Strategy for dealing with large db tables
I'm looking at building a Rails application which will have some pretty large tables with upwards of 500 million rows. To keep things snappy I'm currently looking into how a large table can be split to more manageable chunks. I see that as of MySQL 5.1 there is a partitioning option and that's a possible option but I don't like the way the column that determines the partitioning has to be part of the primary key on the table.
What I'd really like to do is split the table that a AR model writes to based upon the values written but as far as I am aware there is no way to do this - does anyone have any suggestions as to how I might implement this or any alternative strategies?
Partition columns in MySQL are not limited to primary keys. In fact, a partition column does not have to be a key at all (though one will be created for it transparently). You can partition by RANGE, HASH, KEY and LIST (which is similar to RANGE only that it is a set of discrete values). Read the MySQL manual for an overview of partioning types.
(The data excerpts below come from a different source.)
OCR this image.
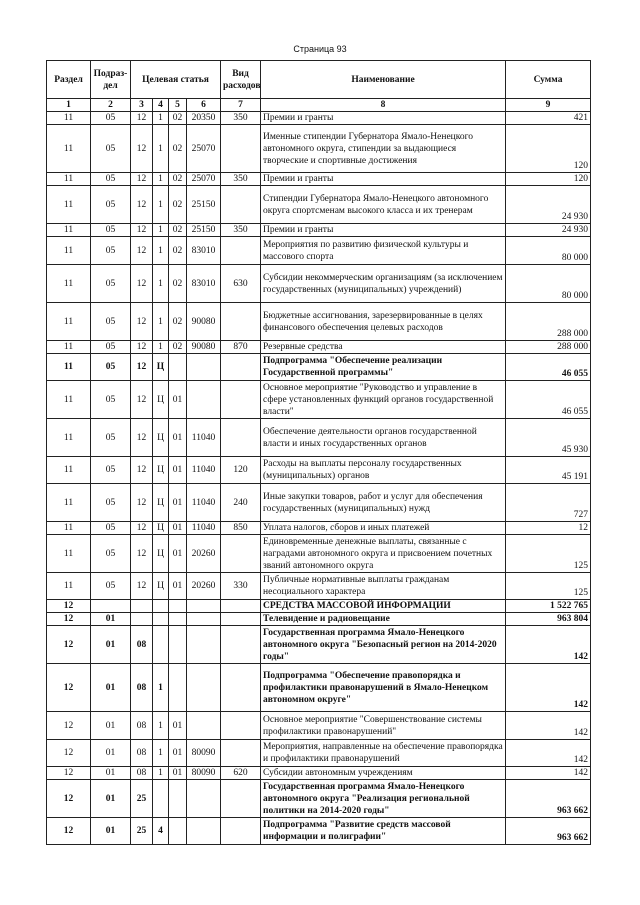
Страница 93
Раздел	Подраз-дел	Целевая статья				Вид расходов	Наименование	Сумма
1	2	3	4	5	6	7	8	9
11	05	12	1	02	20350	350	Премии и гранты	421
11	05	12	1	02	25070		Именные стипендии Губернатора Ямало-Ненецкого автономного округа, стипендии за выдающиеся творческие и спортивные достижения	120
11	05	12	1	02	25070	350	Премии и гранты	120
11	05	12	1	02	25150		Стипендии Губернатора Ямало-Ненецкого автономного округа спортсменам высокого класса и их тренерам	24 930
11	05	12	1	02	25150	350	Премии и гранты	24 930
11	05	12	1	02	83010		Мероприятия по развитию физической культуры и массового спорта	80 000
11	05	12	1	02	83010	630	Субсидии некоммерческим организациям (за исключением государственных (муниципальных) учреждений)	80 000
11	05	12	1	02	90080		Бюджетные ассигнования, зарезервированные в целях финансового обеспечения целевых расходов	288 000
11	05	12	1	02	90080	870	Резервные средства	288 000
11	05	12	Ц				Подпрограмма "Обеспечение реализации Государственной программы"	46 055
11	05	12	Ц	01			Основное мероприятие "Руководство и управление в сфере установленных функций органов государственной власти"	46 055
11	05	12	Ц	01	11040		Обеспечение деятельности органов государственной власти и иных государственных органов	45 930
11	05	12	Ц	01	11040	120	Расходы на выплаты персоналу государственных (муниципальных) органов	45 191
11	05	12	Ц	01	11040	240	Иные закупки товаров, работ и услуг для обеспечения государственных (муниципальных) нужд	727
11	05	12	Ц	01	11040	850	Уплата налогов, сборов и иных платежей	12
11	05	12	Ц	01	20260		Единовременные денежные выплаты, связанные с наградами автономного округа и присвоением почетных званий автономного округа	125
11	05	12	Ц	01	20260	330	Публичные нормативные выплаты гражданам несоциального характера	125
12							СРЕДСТВА МАССОВОЙ ИНФОРМАЦИИ	1 522 765
12	01						Телевидение и радиовещание	963 804
12	01	08					Государственная программа Ямало-Ненецкого автономного округа "Безопасный регион на 2014-2020 годы"	142
12	01	08	1				Подпрограмма "Обеспечение правопорядка и профилактики правонарушений в Ямало-Ненецком автономном округе"	142
12	01	08	1	01			Основное мероприятие "Совершенствование системы профилактики правонарушений"	142
12	01	08	1	01	80090		Мероприятия, направленные на обеспечение правопорядка и профилактики правонарушений	142
12	01	08	1	01	80090	620	Субсидии автономным учреждениям	142
12	01	25					Государственная программа Ямало-Ненецкого автономного округа "Реализация региональной политики на 2014-2020 годы"	963 662
12	01	25	4				Подпрограмма "Развитие средств массовой информации и полиграфии"	963 662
There are alternative solutions such as HScale - a middleware plug-in that transparently partitions tables based on certain criteria. HiveDB is an open-source framework for horizontal partioning for MySQL.
In addition to sharding and partioning you should employ some sort of clustering. The simplest setup is a replication based setup that helps you spread the load over several physical servers. You should also consider more advanced clustering solutions such as MySQL cluster (probably not an option due to the size of your database) and clustering middleware such as Sequioa.
I actually asked a relevant question regarding scaling with MySQL here on stack-overflow some time ago, which I ended up answering myself several days later after collecting a lot of information on the subject. Might be relevant for you as well.